Some hold that answers to certain issues of Jewish law (halakha) can be derived from the prayer Nishmat. The commandment "Do not lie idly by the blood of your neighbor" requires a person to rescue another s/he sees is in danger. But from Nishmat, it can be seen that one who is not physically present where the danger is taking place is exempt from performing any rescue action. Some examples of this include the obligation to rescue a person from a burning building in one's own location, but an exemption from the obligation to donate an organ when doing so can save a life (though doing so is still permitted).

The opening words of Nishmat ("the soul of every living thing"), as well as the phrase "creator of all souls" in some versions of Yishtabach, allude to ("All souls shall praise God..."), which was once the final verse of Pesukei Dezimra recited before Nishmat and Yishtabach.

==Origin==

Nishmat is believed to have been composed in the early Amoraic era or earlier. In the Talmud, Rabbi Yochanan bar Nafcha (180-279 CE) states that Nishmat should be recited during the Passover Seder after Hallel. This has been current practice at least since the Geonic period (c. 800-1000 CE). While this is the earliest known reference to the prayer, there are opinions that it may be older. The second part of the Nishmat prayer, from the words "If our mouths were as full of song as the sea...we could not sufficiently praise You O Lord our God" is cited as the text of a thanksgiving prayer for rain, attributed to Rabbi Yochanan ().

Nishmat became a standard part of the liturgy by the time of Saadia Gaon. The earliest mention of it as part of the Sabbath morning service is in Seder Rav Amram written by Rav Amram Gaon in the ninth century CE. In Mishneh Torah, Maimonides (12th century CE) states that it was recited on the Sabbath in Sephardic practice. Its use on Sabbath morning was controversial in Europe during the early medieval period. Several Ashkenazic rabbinic works explicitly defended its use, including Mahzor Vitry and Kol Bo.

The exact author of the prayer is not known. Based on the acrostic arrangement in Befi Yesharim, some scholars have suggested that Nishmat was authored by a man named Yitzchak with a wife named Rivka, but others have dismissed this idea.

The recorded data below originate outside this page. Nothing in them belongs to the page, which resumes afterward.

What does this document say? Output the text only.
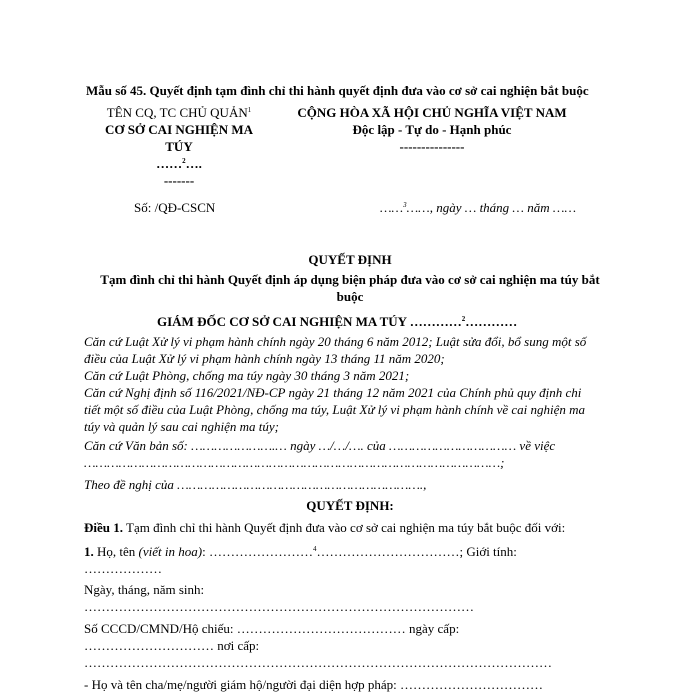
Mẫu số 45. Quyết định tạm đình chỉ thi hành quyết định đưa vào cơ sở cai nghiện bắt buộc
TÊN CQ, TC CHỦ QUẢN$^1$
CƠ SỞ CAI NGHIỆN MA
TÚY
……$^2$….
-------
CỘNG HÒA XÃ HỘI CHỦ NGHĨA VIỆT NAM
Độc lập - Tự do - Hạnh phúc
---------------
Số: /QĐ-CSCN	……$^3$……, ngày … tháng … năm ……
QUYẾT ĐỊNH
Tạm đình chỉ thi hành Quyết định áp dụng biện pháp đưa vào cơ sở cai nghiện ma túy bắt
buộc
GIÁM ĐỐC CƠ SỞ CAI NGHIỆN MA TÚY …………$^2$…………
Căn cứ Luật Xử lý vi phạm hành chính ngày 20 tháng 6 năm 2012; Luật sửa đổi, bổ sung một số
điều của Luật Xử lý vi phạm hành chính ngày 13 tháng 11 năm 2020;
Căn cứ Luật Phòng, chống ma túy ngày 30 tháng 3 năm 2021;
Căn cứ Nghị định số 116/2021/NĐ-CP ngày 21 tháng 12 năm 2021 của Chính phủ quy định chi
tiết một số điều của Luật Phòng, chống ma túy, Luật Xử lý vi phạm hành chính về cai nghiện ma
túy và quản lý sau cai nghiện ma túy;
Căn cứ Văn bản số: ………………….… ngày …/…/…. của …………………………… về việc
………………………………………………………………………………………………;
Theo đề nghị của ……………………………………………………….,
QUYẾT ĐỊNH:
Điều 1. Tạm đình chỉ thi hành Quyết định đưa vào cơ sở cai nghiện ma túy bắt buộc đối với:
1. Họ, tên (viết in hoa): ……………………$^4$……………………………; Giới tính:
………………
Ngày, tháng, năm sinh:
………………………………………………………………………………
Số CCCD/CMND/Hộ chiếu: ………………………………… ngày cấp:
………………………… nơi cấp:
………………………………………………………………………………………………
- Họ và tên cha/mẹ/người giám hộ/người đại diện hợp pháp: ……………………………
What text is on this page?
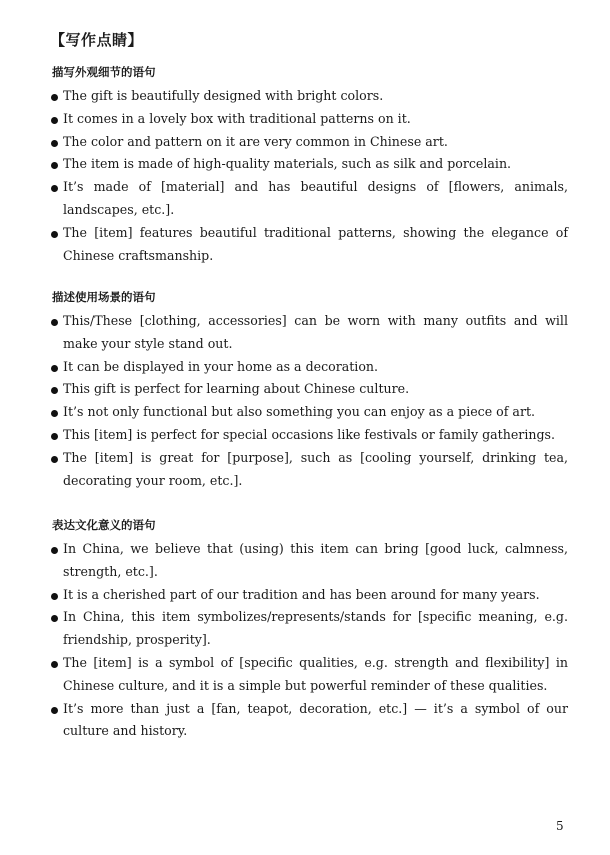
【写作点睛】
描写外观细节的语句
The gift is beautifully designed with bright colors.
It comes in a lovely box with traditional patterns on it.
The color and pattern on it are very common in Chinese art.
The item is made of high-quality materials, such as silk and porcelain.
It’s made of [material] and has beautiful designs of [flowers, animals, landscapes, etc.].
The [item] features beautiful traditional patterns, showing the elegance of Chinese craftsmanship.
描述使用场景的语句
This/These [clothing, accessories] can be worn with many outfits and will make your style stand out.
It can be displayed in your home as a decoration.
This gift is perfect for learning about Chinese culture.
It’s not only functional but also something you can enjoy as a piece of art.
This [item] is perfect for special occasions like festivals or family gatherings.
The [item] is great for [purpose], such as [cooling yourself, drinking tea, decorating your room, etc.].
表达文化意义的语句
In China, we believe that (using) this item can bring [good luck, calmness, strength, etc.].
It is a cherished part of our tradition and has been around for many years.
In China, this item symbolizes/represents/stands for [specific meaning, e.g. friendship, prosperity].
The [item] is a symbol of [specific qualities, e.g. strength and flexibility] in Chinese culture, and it is a simple but powerful reminder of these qualities.
It’s more than just a [fan, teapot, decoration, etc.] — it’s a symbol of our culture and history.
5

Some scholars have suggested that the author's name may have been Shimon (שמעון, Simon) from an acrostic within the prayer, and have considered this could be Shimon ben Shetach or perhaps the Apostle Peter, whose Hebrew name was Shimon, which would place the date of authorship in the first century C.E. The latter theory is often cited in conjunction with a rabbinic legend that Simon Peter was an agent of the Sanhedrin who infiltrated early Christianity in order to differentiate it from Judaism so that Jews would not be easily attracted to it.